Main functionalities
  • Initialize a Focus object with a configuration and job
  • Process files by reading their contents, detecting the encoding, and extracting text content
  • Write the processed data to a file
  • Destroy a file if the confirmation matches the file name

Methods
  • __init__(self, conf: dict = None, job: Job = None): Initializes a Focus object with a configuration and job. Prints an initialization message.
  • process(self, data: dict = None): Processes a list of files by reading their contents, detecting the encoding, and extracting text content. Writes the processed data to a file. Returns the updated state of the Focus object.
  • destroy(self, confirm: str = None): Removes a file if the confirmation matches the file name. Prints a message indicating whether the file was successfully destroyed or not.

Fields
  • state: An instance of the FocusState class that stores the configuration and job information.
  • state.conf: A dictionary representing the configuration.
  • state.job: An instance of the Job class representing the job information.
  • state.data: A list of dictionaries representing the processed data. Each dictionary contains the path of the file and the path of the cleaned file.

📝 visit.Visit()

The Visit class is responsible for creating and managing records in a CSV file.
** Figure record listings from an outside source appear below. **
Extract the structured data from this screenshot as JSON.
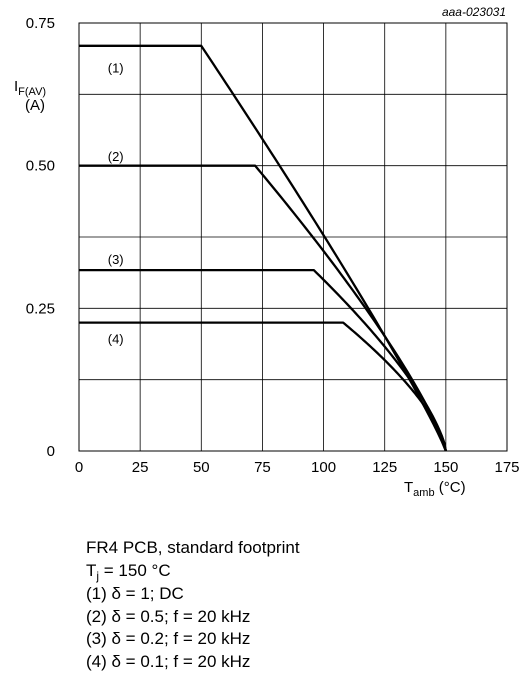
{
  "figure_id": "aaa-023031",
  "chart_data": {
    "type": "line",
    "ylabel_main": "I",
    "ylabel_sub": "F(AV)",
    "ylabel_unit": "(A)",
    "xlabel_main": "T",
    "xlabel_sub": "amb",
    "xlabel_unit": "(°C)",
    "xlim": [
      0,
      175
    ],
    "ylim": [
      0,
      0.75
    ],
    "x_ticks": [
      0,
      25,
      50,
      75,
      100,
      125,
      150,
      175
    ],
    "x_tick_labels": [
      "0",
      "25",
      "50",
      "75",
      "100",
      "125",
      "150",
      "175"
    ],
    "y_ticks": [
      0,
      0.25,
      0.5,
      0.75
    ],
    "y_tick_labels": [
      "0",
      "0.25",
      "0.50",
      "0.75"
    ],
    "y_grid": [
      0,
      0.125,
      0.25,
      0.375,
      0.5,
      0.625,
      0.75
    ],
    "grid": true,
    "series": [
      {
        "label": "(1)",
        "label_pos": [
          15,
          0.67
        ],
        "points": [
          [
            0,
            0.71
          ],
          [
            50,
            0.71
          ],
          [
            150,
            0
          ]
        ],
        "power": 1.1
      },
      {
        "label": "(2)",
        "label_pos": [
          15,
          0.515
        ],
        "points": [
          [
            0,
            0.5
          ],
          [
            72,
            0.5
          ],
          [
            150,
            0
          ]
        ],
        "power": 1.25
      },
      {
        "label": "(3)",
        "label_pos": [
          15,
          0.335
        ],
        "points": [
          [
            0,
            0.317
          ],
          [
            96,
            0.317
          ],
          [
            150,
            0
          ]
        ],
        "power": 1.4
      },
      {
        "label": "(4)",
        "label_pos": [
          15,
          0.195
        ],
        "points": [
          [
            0,
            0.225
          ],
          [
            108,
            0.225
          ],
          [
            150,
            0
          ]
        ],
        "power": 1.5
      }
    ]
  },
  "notes": {
    "line1": "FR4 PCB, standard footprint",
    "line2_main": "T",
    "line2_sub": "j",
    "line2_rest": " = 150 °C",
    "line3": "(1) δ = 1; DC",
    "line4": "(2) δ = 0.5; f = 20 kHz",
    "line5": "(3) δ = 0.2; f = 20 kHz",
    "line6": "(4) δ = 0.1; f = 20 kHz"
  }
}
It has methods for initializing the class, creating a new CSV file, seeking specific records, and writing records to the CSV file.

Example Usage

# Initialize the Visit class
visit = Visit(conf=conf, job=job)

# Create a new CSV file
visit.create(data=data)

# Seek specific records
visit.seek(line=2)

# Write records to the CSV file
visit.write()

Code Analysis

Main functionalities

The main functionalities of the Visit class are:

  • Initializing the class with a configuration and job object
  • Creating a new CSV file with headers and data
  • Seeking specific records in the CSV file
  • Writing records to the CSV file

Methods

The Visit class has the following methods:

  • __init__(self, conf: dict = None, job: Job = None): Initializes the class with a configuration and job object.
  • create(self, data: dict = None, o: bool = False): Creates a new CSV file with headers and data.
  • seek(self, line: str | int = None, all: bool = False): Seeks specific records in the CSV file.
  • write(self, o: bool = False, ts: bool = True, v: bool = False): Writes records to the CSV file.

Fields

The Visit class has the following fields:

  • headers: A list to store the headers of the CSV file.
  • state: An instance of the RecordState class that stores the configuration, job, and data of the visit.